Biden’s Cryptocurrency Tax Regulation Shakes the Market
On December 27, the Biden administration finalized a controversial cryptocurrency broker tax reporting rule aimed at DeFi, NFTs, and stablecoins. According to legal experts, this rule requires trading platforms to track and report user activity for all digital asset sales by 2027. This move has raised legal challenges and concerns in Congress about its impact on the cryptocurrency industry.
SEC vs Ripple: The Future of XRP is Under Threat
The SEC lawsuit against Ripple is approaching a critical deadline, with the agency's appeal likely to reshape XRP's regulatory classification. If the SEC overturns previous rulings, XRP could face delisting from major exchanges, reducing demand. On the other hand, withdrawing the appeal under a cryptocurrency-friendly administration could bring XRP closer to its all-time high of $3.55 in 2018.
Price Trends and Outlook for XRP
XRP closed at $2.1446 on December 27, reflecting a 0.42% decline amid broader market turmoil. Regulatory uncertainty continues to pressure the token, with trends dependent on upcoming SEC decisions. A successful SEC appeal could push XRP below $1.50, while a withdrawal could restore investor confidence and push prices higher.

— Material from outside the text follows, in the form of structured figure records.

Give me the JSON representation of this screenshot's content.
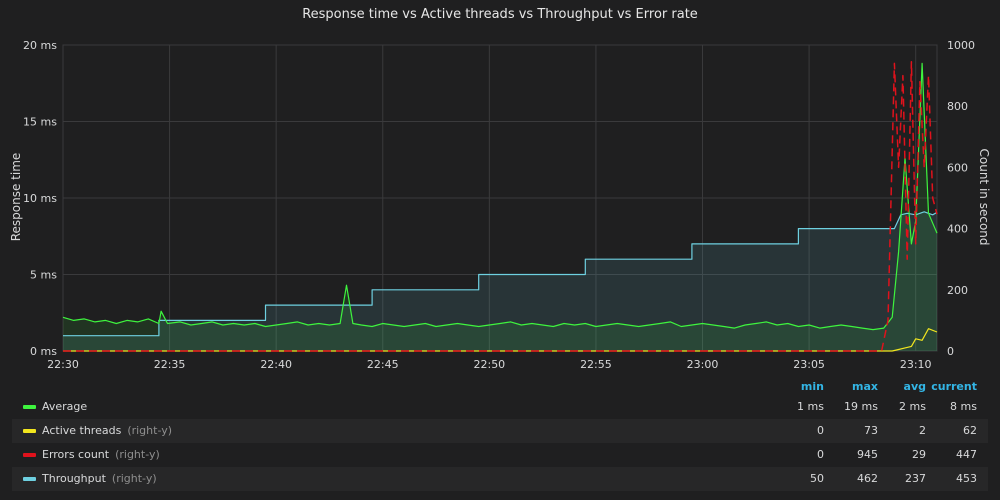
{
  "panel": {
    "title": "Response time vs Active threads vs Throughput vs Error rate"
  },
  "legend": {
    "headers": {
      "min": "min",
      "max": "max",
      "avg": "avg",
      "current": "current"
    },
    "rows": [
      {
        "name": "Average",
        "axis_note": "",
        "color": "#3ef43e",
        "min": "1 ms",
        "max": "19 ms",
        "avg": "2 ms",
        "current": "8 ms"
      },
      {
        "name": "Active threads",
        "axis_note": "(right-y)",
        "color": "#f2e61e",
        "min": "0",
        "max": "73",
        "avg": "2",
        "current": "62"
      },
      {
        "name": "Errors count",
        "axis_note": "(right-y)",
        "color": "#e0121c",
        "min": "0",
        "max": "945",
        "avg": "29",
        "current": "447"
      },
      {
        "name": "Throughput",
        "axis_note": "(right-y)",
        "color": "#6ed0e0",
        "min": "50",
        "max": "462",
        "avg": "237",
        "current": "453"
      }
    ]
  },
  "chart_data": {
    "type": "line",
    "title": "Response time vs Active threads vs Throughput vs Error rate",
    "xlabel": "",
    "ylabel": "Response time",
    "y2label": "Count in second",
    "x_ticks": [
      "22:30",
      "22:35",
      "22:40",
      "22:45",
      "22:50",
      "22:55",
      "23:00",
      "23:05",
      "23:10"
    ],
    "x_range_minutes": [
      0,
      41
    ],
    "y_ticks": [
      "0 ms",
      "5 ms",
      "10 ms",
      "15 ms",
      "20 ms"
    ],
    "ylim": [
      0,
      20
    ],
    "y2_ticks": [
      "0",
      "200",
      "400",
      "600",
      "800",
      "1000"
    ],
    "y2lim": [
      0,
      1000
    ],
    "grid": true,
    "legend_placement": "bottom",
    "series": [
      {
        "name": "Throughput",
        "axis": "right",
        "style": "step-area",
        "color": "#6ed0e0",
        "x": [
          0,
          4.5,
          4.5,
          9.5,
          9.5,
          14.5,
          14.5,
          19.5,
          19.5,
          24.5,
          24.5,
          29.5,
          29.5,
          34.5,
          34.5,
          39.0,
          39.3,
          39.6,
          40.0,
          40.4,
          40.8,
          41.0
        ],
        "values": [
          50,
          50,
          100,
          100,
          150,
          150,
          200,
          200,
          250,
          250,
          300,
          300,
          350,
          350,
          400,
          400,
          445,
          450,
          445,
          455,
          445,
          453
        ]
      },
      {
        "name": "Average",
        "axis": "left",
        "style": "line-area",
        "color": "#3ef43e",
        "x": [
          0,
          0.5,
          1,
          1.5,
          2,
          2.5,
          3,
          3.5,
          4,
          4.5,
          4.6,
          4.9,
          5.5,
          6,
          6.5,
          7,
          7.5,
          8,
          8.5,
          9,
          9.5,
          10,
          10.5,
          11,
          11.5,
          12,
          12.5,
          13,
          13.3,
          13.6,
          14,
          14.5,
          15,
          15.5,
          16,
          16.5,
          17,
          17.5,
          18,
          18.5,
          19,
          19.5,
          20,
          20.5,
          21,
          21.5,
          22,
          22.5,
          23,
          23.5,
          24,
          24.5,
          25,
          25.5,
          26,
          26.5,
          27,
          27.5,
          28,
          28.5,
          29,
          29.5,
          30,
          30.5,
          31,
          31.5,
          32,
          32.5,
          33,
          33.5,
          34,
          34.5,
          35,
          35.5,
          36,
          36.5,
          37,
          37.5,
          38,
          38.5,
          38.9,
          39.2,
          39.5,
          39.8,
          40.0,
          40.3,
          40.6,
          41.0
        ],
        "values": [
          2.2,
          2.0,
          2.1,
          1.9,
          2.0,
          1.8,
          2.0,
          1.9,
          2.1,
          1.8,
          2.6,
          1.8,
          1.9,
          1.7,
          1.8,
          1.9,
          1.7,
          1.8,
          1.7,
          1.8,
          1.6,
          1.7,
          1.8,
          1.9,
          1.7,
          1.8,
          1.7,
          1.8,
          4.3,
          1.8,
          1.7,
          1.6,
          1.8,
          1.7,
          1.6,
          1.7,
          1.8,
          1.6,
          1.7,
          1.8,
          1.7,
          1.6,
          1.7,
          1.8,
          1.9,
          1.7,
          1.8,
          1.7,
          1.6,
          1.8,
          1.7,
          1.8,
          1.6,
          1.7,
          1.8,
          1.7,
          1.6,
          1.7,
          1.8,
          1.9,
          1.6,
          1.7,
          1.8,
          1.7,
          1.6,
          1.5,
          1.7,
          1.8,
          1.9,
          1.7,
          1.8,
          1.6,
          1.7,
          1.5,
          1.6,
          1.7,
          1.6,
          1.5,
          1.4,
          1.5,
          2.2,
          6.5,
          12.6,
          7.0,
          8.5,
          18.8,
          9.0,
          7.7
        ]
      },
      {
        "name": "Active threads",
        "axis": "right",
        "style": "line",
        "color": "#f2e61e",
        "x": [
          0,
          38.5,
          38.9,
          39.2,
          39.5,
          39.8,
          40.0,
          40.3,
          40.6,
          41.0
        ],
        "values": [
          0,
          0,
          0,
          5,
          10,
          15,
          40,
          35,
          73,
          62
        ]
      },
      {
        "name": "Errors count",
        "axis": "right",
        "style": "dashed",
        "color": "#e0121c",
        "x": [
          0,
          38.4,
          38.7,
          39.0,
          39.2,
          39.4,
          39.6,
          39.8,
          40.0,
          40.2,
          40.4,
          40.6,
          40.8,
          41.0
        ],
        "values": [
          0,
          0,
          100,
          940,
          600,
          900,
          300,
          945,
          350,
          880,
          600,
          900,
          500,
          447
        ]
      }
    ]
  }
}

Bitcoin Under Pressure: ETF Outflows and Regulatory Moves
Bitcoin (BTC) fell below $95,000 on December 27, pressured by outflows from ETFs and Biden's tax policy. Spot ETF market volatility and concerns about the Fed's interest rate decision further lowered BTC prices. However, corporate adoption remains a bright spot, with new ETFs like the Bitcoin Standard Corporations ETF showcasing the increasing role of BTC in treasury reserves.
BTC Price Trends and Long-Term Potential
The short-term trend for BTC is linked to ETF activity and the U.S. government's cryptocurrency strategy. Outflows from spot ETFs could pull BTC down to $90,742, while inflows and strategic reserve adoption could push the price back to $100,000. In the long run, increasing BTC usage as a corporate reserve asset could stabilize demand despite short-term volatility.
The Road Ahead for XRP and BTC
As 2024 comes to a close, XRP and BTC are at a critical juncture. Regulatory developments, including the SEC's Ripple case and ETF market activity, will shape their trajectories. For investors, staying informed on these crucial updates is key to navigating the volatile cryptocurrency market.